Theresa cites no authority for the proposition that the specific procedures set forth in the Rule 5:8-6 apply to Title 30 proceedings. Rule 5:12-4(b), which specifically does apply, provides:

Hearings and trials shall be conducted in private. In the child's best interests, the court may order that a child not be present at a hearing or trial unless the child's testimony is necessary for the determination of the matter. The testimony of a child may, in the court's discretion, be taken privately in chambers or under such protective orders as the court may provide.

 

[Ibid. (emphasis added).]

 

Thus, under the specific rule applicable to Title 30 proceedings, the judge is vested with the discretion to order the child's presence if her "testimony is necessary for the determination of the matter." Ibid. As we already noted, Judge Melendez was fully aware of Margaret's wish to be reunited with Theresa.
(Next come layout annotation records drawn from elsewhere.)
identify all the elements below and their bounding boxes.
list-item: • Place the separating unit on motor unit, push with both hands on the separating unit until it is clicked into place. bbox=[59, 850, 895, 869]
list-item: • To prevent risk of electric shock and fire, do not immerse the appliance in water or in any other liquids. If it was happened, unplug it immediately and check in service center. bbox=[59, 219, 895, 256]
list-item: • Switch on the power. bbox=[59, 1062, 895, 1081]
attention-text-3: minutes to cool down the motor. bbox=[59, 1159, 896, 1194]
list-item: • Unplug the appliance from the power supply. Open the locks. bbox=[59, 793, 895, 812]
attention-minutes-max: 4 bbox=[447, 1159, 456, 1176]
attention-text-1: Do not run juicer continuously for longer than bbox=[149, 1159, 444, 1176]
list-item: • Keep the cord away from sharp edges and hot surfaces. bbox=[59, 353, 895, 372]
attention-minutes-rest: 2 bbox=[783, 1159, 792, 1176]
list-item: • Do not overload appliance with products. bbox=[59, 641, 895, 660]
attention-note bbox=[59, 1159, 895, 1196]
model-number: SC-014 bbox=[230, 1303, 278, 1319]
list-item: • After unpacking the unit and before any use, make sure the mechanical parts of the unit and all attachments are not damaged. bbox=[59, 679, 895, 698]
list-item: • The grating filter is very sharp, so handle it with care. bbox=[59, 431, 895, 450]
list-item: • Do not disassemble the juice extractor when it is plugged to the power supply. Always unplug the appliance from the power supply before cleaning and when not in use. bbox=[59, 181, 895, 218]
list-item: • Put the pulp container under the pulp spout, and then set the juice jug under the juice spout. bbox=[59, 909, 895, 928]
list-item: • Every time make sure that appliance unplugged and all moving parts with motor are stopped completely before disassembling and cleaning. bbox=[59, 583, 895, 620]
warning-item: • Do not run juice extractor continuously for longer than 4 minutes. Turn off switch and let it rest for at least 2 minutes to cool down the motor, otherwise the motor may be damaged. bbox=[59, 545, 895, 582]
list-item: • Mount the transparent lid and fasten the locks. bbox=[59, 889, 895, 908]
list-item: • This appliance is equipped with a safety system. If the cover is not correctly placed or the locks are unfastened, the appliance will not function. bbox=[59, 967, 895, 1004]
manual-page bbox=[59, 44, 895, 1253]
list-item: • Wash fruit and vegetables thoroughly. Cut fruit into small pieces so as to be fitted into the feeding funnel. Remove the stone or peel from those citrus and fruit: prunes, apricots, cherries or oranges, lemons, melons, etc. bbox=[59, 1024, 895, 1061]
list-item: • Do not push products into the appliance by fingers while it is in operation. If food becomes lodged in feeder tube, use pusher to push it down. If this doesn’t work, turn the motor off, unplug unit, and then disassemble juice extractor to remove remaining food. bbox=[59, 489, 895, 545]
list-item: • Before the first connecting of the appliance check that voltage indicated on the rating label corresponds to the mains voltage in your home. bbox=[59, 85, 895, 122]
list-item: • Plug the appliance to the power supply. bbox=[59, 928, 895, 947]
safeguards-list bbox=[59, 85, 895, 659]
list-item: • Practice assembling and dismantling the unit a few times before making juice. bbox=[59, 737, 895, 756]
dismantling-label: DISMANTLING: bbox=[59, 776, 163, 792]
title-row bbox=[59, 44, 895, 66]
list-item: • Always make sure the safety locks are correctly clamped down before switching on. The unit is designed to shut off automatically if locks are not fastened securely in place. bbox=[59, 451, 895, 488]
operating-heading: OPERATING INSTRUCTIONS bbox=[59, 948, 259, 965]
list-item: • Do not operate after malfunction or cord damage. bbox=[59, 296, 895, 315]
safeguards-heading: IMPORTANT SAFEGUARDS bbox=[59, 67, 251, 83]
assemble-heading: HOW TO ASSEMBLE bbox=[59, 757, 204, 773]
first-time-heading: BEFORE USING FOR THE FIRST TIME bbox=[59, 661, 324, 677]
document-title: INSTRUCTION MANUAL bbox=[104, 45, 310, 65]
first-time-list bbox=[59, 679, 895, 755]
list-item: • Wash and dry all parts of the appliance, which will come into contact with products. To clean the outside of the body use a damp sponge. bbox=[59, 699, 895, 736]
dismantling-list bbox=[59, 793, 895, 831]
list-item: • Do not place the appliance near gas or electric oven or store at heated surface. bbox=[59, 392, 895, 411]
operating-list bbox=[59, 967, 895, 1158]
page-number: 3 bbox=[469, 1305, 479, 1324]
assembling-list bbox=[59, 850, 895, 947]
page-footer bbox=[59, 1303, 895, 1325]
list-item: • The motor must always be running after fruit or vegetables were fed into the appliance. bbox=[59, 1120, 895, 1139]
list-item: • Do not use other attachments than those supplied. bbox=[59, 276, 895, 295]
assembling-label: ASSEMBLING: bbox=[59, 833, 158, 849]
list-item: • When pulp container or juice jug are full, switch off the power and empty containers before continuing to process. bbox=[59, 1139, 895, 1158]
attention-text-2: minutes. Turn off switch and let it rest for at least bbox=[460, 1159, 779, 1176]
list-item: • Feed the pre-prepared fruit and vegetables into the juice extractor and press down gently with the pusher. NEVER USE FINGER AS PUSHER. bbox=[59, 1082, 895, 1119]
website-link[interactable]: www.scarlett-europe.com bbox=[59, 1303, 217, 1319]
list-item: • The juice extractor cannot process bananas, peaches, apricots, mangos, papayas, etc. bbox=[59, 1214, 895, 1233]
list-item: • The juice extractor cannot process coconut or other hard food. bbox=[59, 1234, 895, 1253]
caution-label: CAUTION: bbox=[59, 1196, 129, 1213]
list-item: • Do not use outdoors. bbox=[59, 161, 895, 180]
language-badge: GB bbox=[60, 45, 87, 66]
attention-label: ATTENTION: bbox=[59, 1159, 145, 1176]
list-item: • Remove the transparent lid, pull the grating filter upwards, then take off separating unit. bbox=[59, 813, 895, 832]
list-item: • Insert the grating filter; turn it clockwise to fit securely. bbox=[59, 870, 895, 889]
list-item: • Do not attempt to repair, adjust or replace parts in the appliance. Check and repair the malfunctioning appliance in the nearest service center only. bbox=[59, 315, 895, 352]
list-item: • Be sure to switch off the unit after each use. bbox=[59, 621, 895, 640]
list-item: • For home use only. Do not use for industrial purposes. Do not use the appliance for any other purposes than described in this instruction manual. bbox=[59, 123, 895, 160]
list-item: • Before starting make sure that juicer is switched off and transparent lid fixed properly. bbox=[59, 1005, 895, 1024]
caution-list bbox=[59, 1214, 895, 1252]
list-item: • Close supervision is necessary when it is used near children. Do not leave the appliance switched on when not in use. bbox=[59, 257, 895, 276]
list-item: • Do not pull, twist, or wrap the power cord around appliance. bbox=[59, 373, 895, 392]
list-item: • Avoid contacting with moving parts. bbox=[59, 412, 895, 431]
Interviewing the child likely would not have adduced any critical, additional information necessary to guide Judge Melendez in reaching her difficult decision.

Additionally, although the Law Guardian frequently asserted on the record that Margaret wanted to be reunited with her mother, neither he nor Theresa's attorney ever sought to call Margaret as a witness. Nor did they request, under any circumstances, that Judge Melendez interview the child.

Affirmed.

 

 

1 Effective June 29, 2012, the Division of Youth and Family Services became the Division of Child Protection and Permanency. See L. 2012, c. 16, 28.

2 We have fictionalized the names of defendant and her daughter.


3 The Division did not address defendant's argument regarding the judge's failure to interview Margaret.


4 A "Dodd removal" is an "emergency removal of a child from the home without a court order, pursuant to the Dodd Act[.]" N.J. Div. of Youth & Family Servs. v. N.S., 412 N.J. Super. 593, 609 n.2 (App. Div. 2010) (citing N.J.S.A. 9:6-8.21 to -8.82).